兩人就這樣對望著,彷彿周遭的濃煙、和在火焰中逐漸瓦解的建築,都不存在似的。
而外邊隱約還可以聽到慘叫、怒號、炸裂、震波所交織成的共鳴曲。
名為戰爭的奏鳴曲。
「指揮官…對不起。」少女閉上了雙眼,憤恨的低下了頭,嘴邊呢喃著。眼角的淚珠混合著血滴,順著汙濁的臉頰流淌而下。
「啊啊...沒關係,我不怪妳…就算當時妳再怎麼選擇,總是會走到這一天的…」男子苦笑著,然後又咳出了幾口鮮血。
「噁喀…」
「指揮官!」少女見狀,失聲驚呼,連忙想上前把男子拉起。
而男子則是伸出了手,說著:「我這副身體已經不行了。倒是妳,可蘿嵐,我相信就算是這樣…」男子看了看四周,「妳也能夠逃出去的。」
「不要不要!我不要!」名為可羅嵐的少女大聲哭喊,劇烈的搖頭,然後衝上前,硬是想把男子從地上拉起。

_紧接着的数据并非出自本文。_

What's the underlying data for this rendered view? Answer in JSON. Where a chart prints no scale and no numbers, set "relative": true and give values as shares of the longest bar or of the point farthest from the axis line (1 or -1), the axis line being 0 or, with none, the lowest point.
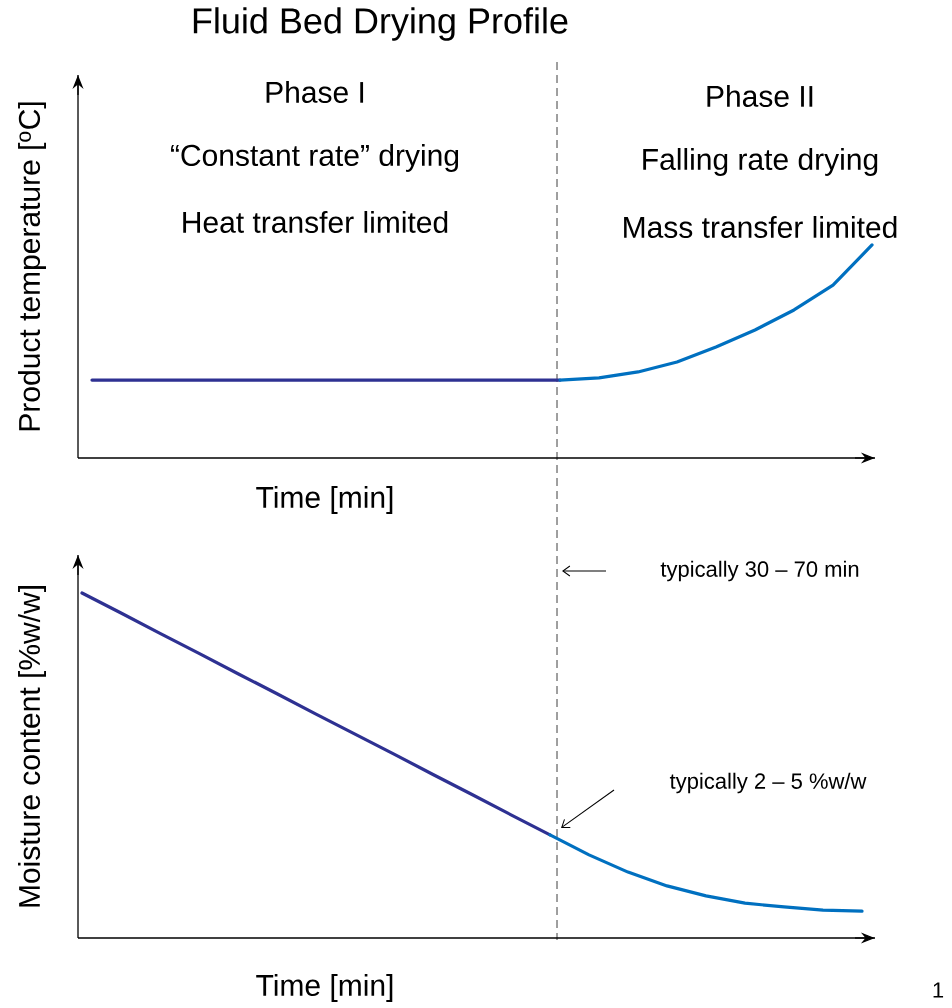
{
  "chart_data": [
    {
      "type": "line",
      "title": "Fluid Bed Drying Profile",
      "xlabel": "Time [min]",
      "ylabel": "Product temperature [$^{o}$C]",
      "relative": true,
      "categories": [
        null,
        null,
        null,
        null,
        null,
        null,
        null,
        null,
        null,
        null,
        null,
        null,
        null,
        null,
        null,
        null,
        null,
        null,
        null,
        null,
        null
      ],
      "series": [
        {
          "color": "#2e3192",
          "values": [
            0.366,
            0.366,
            0.366,
            0.366,
            0.366,
            0.366,
            0.366,
            0.366,
            0.366,
            0.366,
            0.366,
            0.366,
            0.366,
            null,
            null,
            null,
            null,
            null,
            null,
            null,
            null
          ]
        },
        {
          "color": "#0070c0",
          "values": [
            null,
            null,
            null,
            null,
            null,
            null,
            null,
            null,
            null,
            null,
            null,
            null,
            0.366,
            0.376,
            0.404,
            0.451,
            0.521,
            0.601,
            0.695,
            0.812,
            1
          ]
        }
      ],
      "annotations": [
        "Phase I",
        "“Constant rate” drying",
        "Heat transfer limited",
        "Phase II",
        "Falling rate drying",
        "Mass transfer limited"
      ]
    },
    {
      "type": "line",
      "xlabel": "Time [min]",
      "ylabel": "Moisture content [%w/w]",
      "relative": true,
      "categories": [
        null,
        null,
        null,
        null,
        null,
        null,
        null,
        null,
        null,
        null,
        null,
        null,
        null,
        null,
        null,
        null,
        null,
        null,
        null,
        null,
        null
      ],
      "series": [
        {
          "color": "#2e3192",
          "values": [
            1,
            0.942,
            0.883,
            0.825,
            0.766,
            0.708,
            0.649,
            0.591,
            0.533,
            0.474,
            0.416,
            0.357,
            0.299,
            null,
            null,
            null,
            null,
            null,
            null,
            null,
            null
          ]
        },
        {
          "color": "#0070c0",
          "values": [
            null,
            null,
            null,
            null,
            null,
            null,
            null,
            null,
            null,
            null,
            null,
            null,
            0.299,
            0.241,
            0.191,
            0.151,
            0.122,
            0.101,
            0.09,
            0.081,
            0.078
          ]
        }
      ],
      "annotations": [
        "typically 30 – 70 min",
        "typically 2 – 5 %w/w",
        "1"
      ]
    }
  ]
}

豈知,男子卻如同生了根一般,紋風不動,少女手裡拉的重量如同千斤。
「指揮官!快點起來啊!」任憑少女怎麼施力,男子的身軀卻早已失去支撐,再也沒有站起身來的任何可能。
「可蘿嵐…」男子矇矓的眼神與呆滯的笑容讓自己的顏面轉正,向著少女說著:
「這是指揮官命令,妳,可蘿嵐,趕緊帶著其他人離開這裡,不準管我,知道嗎?」雖然虛弱,但是語氣當中殘留著的,是一絲僅存的威嚴。
「可是…指揮官…」少女的面頰早已經被淚水浸溼,她眼中的指揮官那垂死的身影在這浪淘之下早已模糊不清。
「聽話…這是命令。明白麼?」男子吃力的將手抬起,摸了摸少女的臉頰。
「乖喔…」少女回握著男子的手,私心與服從的抉擇在少女小小的內心當中,展開了異常激烈的爭執。
「可…可蘿嵐不要!絕對不要!」少女聲嘶力竭的哭喊,伴隨著的是拔山倒樹的蠻力,她硬是將男子扛了起來,背負在肩上。
「我們...我們一定會治好指揮官你的,所以…拜託你…要撐住…」
少女不知道,她悲痛的耳語,已經無法傳達到男子的意識當中。
而男子的意識在彌留之際,他竟發覺自己的神智格外清晰,他身處在一個白淨無暇的空間當中,但是整個空間因為太過純白,反而有種令人不寒而慄的異樣感。
這裡是天堂?還是地獄?男子不禁想著。
「唷,朋友。」這時,男子的背後傳來了一聲呼喊,轉過身去,看到的是一個全身黑袍戴著兜帽、手持巨大鐮刀的人影向自己渡步而來。死神終於要來收割我這份性命了麼?男子心想。
面對化為真實形體,逐漸往自己迫近的死亡,男子一臉坦然,他並不恐懼,而是有種救贖將至的感受。
黑袍人影將鐮刀舉起,輕輕的越過男子,讓後往回收,讓刀刃停在男子的後頸。
「我看你似乎不怎麼抗拒,看開了?」死神歪著頭,帶著笑意調侃著,兜帽底下不知是怎樣的表情。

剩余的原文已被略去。